Prison Book Club

Book Club at Anamosa State Penitentiary

In Fall 2008, Mount Mercy English professors Carol Tyx and Mary Vermillion started a service learning partnership with educators at the Anamosa State Penitentiary. Every semester, Mount Mercy students plan and facilitate discussions of literary texts with prison inmates.

These Book Club sessions are integrated into a variety of classes that range from general education courses to Shakespeare to American literature surveys.

Book Club participants learn that how we respond to texts depends, in part, on who we are as readers. Reading a text with others who bring different assumptions and values to the reading enlarges participants’ understanding of the reading process. Book Club also invites participants to reflect on the purposes of literature, including its power to promote empathy and social justice.

For Anamosa participants, Book Club provides the opportunity to read more widely and to connect with people outside the prison.

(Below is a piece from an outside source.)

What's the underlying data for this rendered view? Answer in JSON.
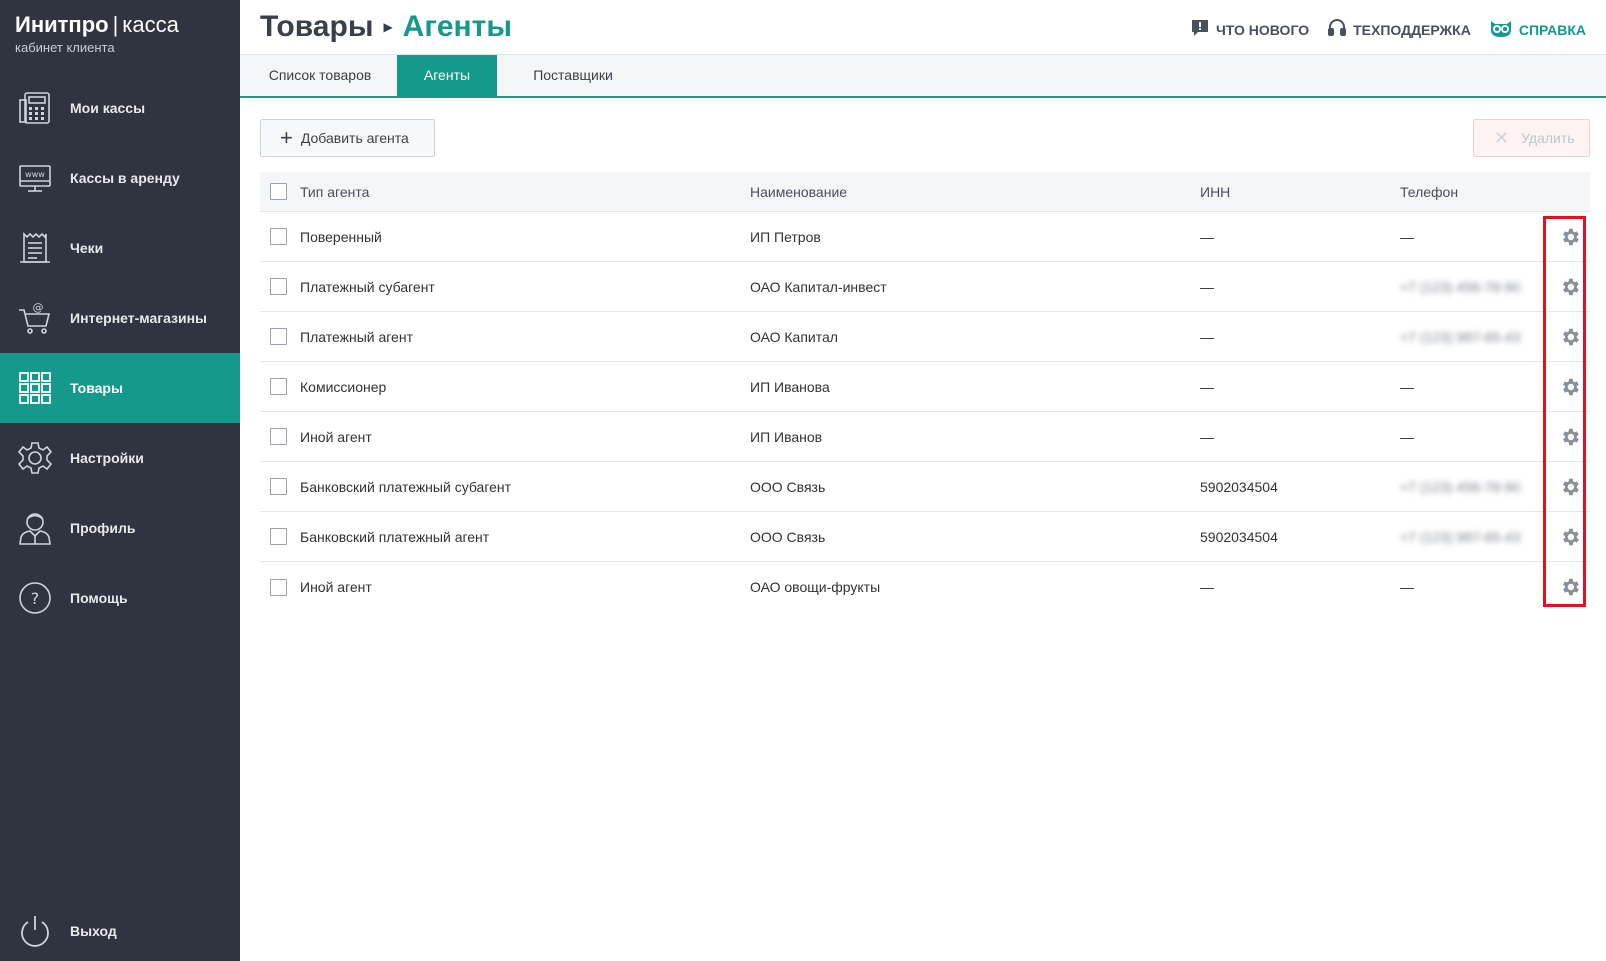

For Mount Mercy students, Book Club dispels prison stereotypes and demonstrates the relevance of literature outside the classroom.

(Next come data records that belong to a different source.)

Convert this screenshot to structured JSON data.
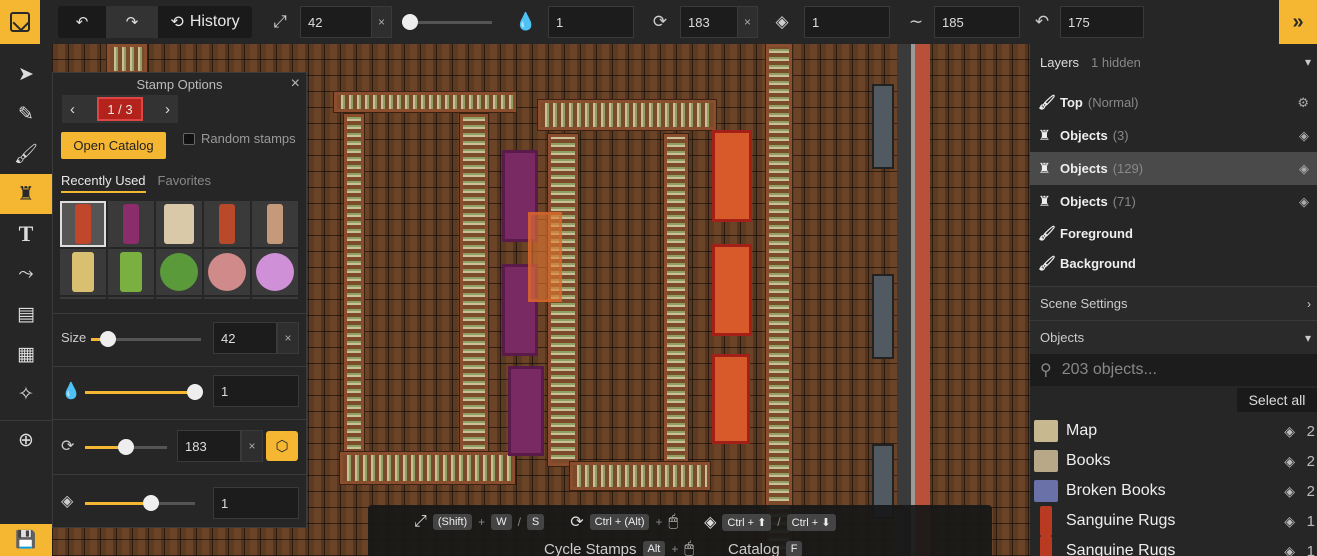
{
  "toolbar": {
    "undo_icon": "↶",
    "redo_icon": "↷",
    "history_label": "History",
    "size_value": "42",
    "opacity_value": "1",
    "rotation_value": "183",
    "layer_value": "1",
    "curve_value": "185",
    "angle_value": "175",
    "clear_symbol": "×",
    "expand_icon": "»"
  },
  "stamp_panel": {
    "title": "Stamp Options",
    "close_symbol": "×",
    "page_indicator": "1 / 3",
    "open_catalog_label": "Open Catalog",
    "random_label": "Random stamps",
    "tabs": [
      {
        "label": "Recently Used",
        "active": true
      },
      {
        "label": "Favorites",
        "active": false
      }
    ],
    "stamps": [
      {
        "name": "red-rug",
        "color": "#c0472a"
      },
      {
        "name": "purple-rug",
        "color": "#8a2d6a"
      },
      {
        "name": "fur-rug",
        "color": "#d9c9a8"
      },
      {
        "name": "sanguine-rug",
        "color": "#b84a2a"
      },
      {
        "name": "books",
        "color": "#c49a7a"
      },
      {
        "name": "yellow-curtain",
        "color": "#d8c070"
      },
      {
        "name": "green-curtain",
        "color": "#7ab040"
      },
      {
        "name": "green-cushion",
        "color": "#5a9a3a"
      },
      {
        "name": "pink-cushion",
        "color": "#d08a8a"
      },
      {
        "name": "violet-cushion",
        "color": "#d090d8"
      }
    ],
    "size_label": "Size",
    "size_value": "42",
    "opacity_value": "1",
    "rotation_value": "183",
    "layer_value": "1",
    "size_level": 0.15,
    "opacity_level": 1.0,
    "rotation_level": 0.5,
    "layer_level": 0.6,
    "clear_symbol": "×"
  },
  "shortcuts": {
    "row1": [
      "Shift",
      "W",
      "S",
      "Ctrl + (Alt)",
      "Ctrl + ⬆",
      "Ctrl + ⬇"
    ],
    "row2_label1": "Cycle Stamps",
    "row2_key1": "Alt",
    "row2_label2": "Catalog",
    "row2_key2": "F"
  },
  "right_panel": {
    "layers_title": "Layers",
    "hidden_count": "1 hidden",
    "layers": [
      {
        "name": "Top",
        "count": "(Normal)",
        "type": "brush"
      },
      {
        "name": "Objects",
        "count": "(3)",
        "type": "tower"
      },
      {
        "name": "Objects",
        "count": "(129)",
        "type": "tower",
        "selected": true
      },
      {
        "name": "Objects",
        "count": "(71)",
        "type": "tower"
      },
      {
        "name": "Foreground",
        "count": "",
        "type": "brush"
      },
      {
        "name": "Background",
        "count": "",
        "type": "brush"
      }
    ],
    "scene_settings_label": "Scene Settings",
    "objects_label": "Objects",
    "search_placeholder": "203 objects...",
    "select_all_label": "Select all",
    "objects": [
      {
        "name": "Map",
        "count": "2",
        "color": "#c8b890"
      },
      {
        "name": "Books",
        "count": "2",
        "color": "#b8a888"
      },
      {
        "name": "Broken Books",
        "count": "2",
        "color": "#6a70a8"
      },
      {
        "name": "Sanguine Rugs",
        "count": "1",
        "color": "#b83a20"
      },
      {
        "name": "Sanguine Rugs",
        "count": "1",
        "color": "#b83a20"
      }
    ]
  },
  "colors": {
    "accent": "#f5b731",
    "panel_bg": "#262626",
    "selected_layer_bg": "#4a4a4a"
  }
}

All participants experience the ways in which literature enriches their ethical framework and connects readers from differing backgrounds. All participants build confidence in their abilities to communicate and take meaningful risks. As they learn to collaborate, improvise, and interact with diverse groups of people, participants develop skills that are highly valued by today’s employers.

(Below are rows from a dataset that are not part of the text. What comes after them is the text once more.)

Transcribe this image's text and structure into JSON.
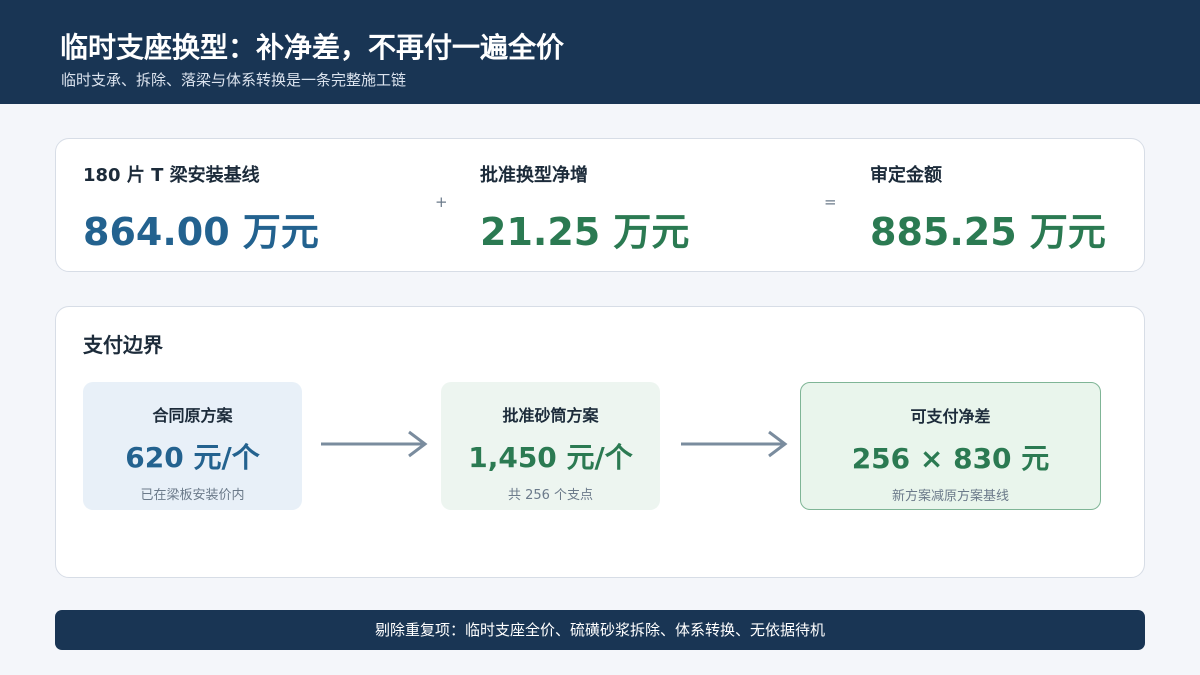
{
  "header": {
    "title": "临时支座换型：补净差，不再付一遍全价",
    "subtitle": "临时支承、拆除、落梁与体系转换是一条完整施工链"
  },
  "summary": {
    "baseline": {
      "label": "180 片 T 梁安装基线",
      "value": "864.00 万元"
    },
    "plus": "+",
    "increment": {
      "label": "批准换型净增",
      "value": "21.25 万元"
    },
    "equals": "=",
    "approved": {
      "label": "审定金额",
      "value": "885.25 万元"
    }
  },
  "boundary": {
    "title": "支付边界",
    "original": {
      "title": "合同原方案",
      "value": "620 元/个",
      "note": "已在梁板安装价内"
    },
    "approved": {
      "title": "批准砂筒方案",
      "value": "1,450 元/个",
      "note": "共 256 个支点"
    },
    "payable": {
      "title": "可支付净差",
      "value": "256 × 830 元",
      "note": "新方案减原方案基线"
    }
  },
  "footer": {
    "text": "剔除重复项：临时支座全价、硫磺砂浆拆除、体系转换、无依据待机"
  },
  "colors": {
    "navy": "#193554",
    "blue_value": "#23628f",
    "green_value": "#2b7a52",
    "arrow": "#7a8c9e"
  }
}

Educators who would like to start their own Book Clubs are invited to consult the following resources:

  • a handout distributed the first day of class
  • a packet that contains instructions and written assignments for Book Club participants in EN320 Law and Literature
  • a handout that adapts this packet to a wide range of other literature courses
  • an article by Tyx and Vermillion, “Literature Goes to Prison: A Reciprocal Service Learning Project,” which will appear in a forthcoming anthology published by MLA, Service Learning and Literary Studies, edited by Laurie Grobman and Roberta Rosenberg

Here is what Book Club participants say about their experience:

The ASP discussion enabled me to work on my skills of asking thought-provoking questions and collaborating with others.
—Kristine Kouba ’12

I developed a sense of empathy for the prisoners and a desire to understand them. . . . It will help me in the future to better accept my students and the challenges they face, as well as the ideas they offer.
—Nevin Snyder ’13

Book Club . . . allows me to feel and stay connected to society.
—Michael, Anamosa Book Club participant  

During my early teenage years I was a shy and reserved person. . . . I gained the ability to express my views and thoughts with unfamiliar people and in group settings.
—Joseph, Anamosa Book Club participant 

They [the Anamosa participants] have learned to believe in themselves. The bars do not prevent them from learning and enriching their lives. Some of these participants have begun to check out other books form the library that are completely different from what they had chosen in the past. They challenge themselves . . .
—Mary Feeney-Wilfer, Education Coordinator at Anamosa State Penitentiary

Everyone, from every major, should participate in the Anamosa Book Club at least once while they are at Mount Mercy, but don’t be surprised if you find yourself going back a second, third, or even fourth time!
—Carroll Endicott ’11

. . . I feel a deeper connection to the texts we’ve studied and to my community.
—Ali Swanson ’12

My hope is that individuals who participate in this book club will work to change society’s views of prisoners so that we may one day all work together to stop crime and support both victim and criminal alike.
—Daniel Morgan ’12

By participating in the ASP book club, you can serve your community while helping to enrich the lives and minds of those who are often forgotten. 
—Rachel Dee Bailey ’12

My students hone their discussion skills, deepen their love of literature, and open their minds—all while helping a group of men who are hungry to learn.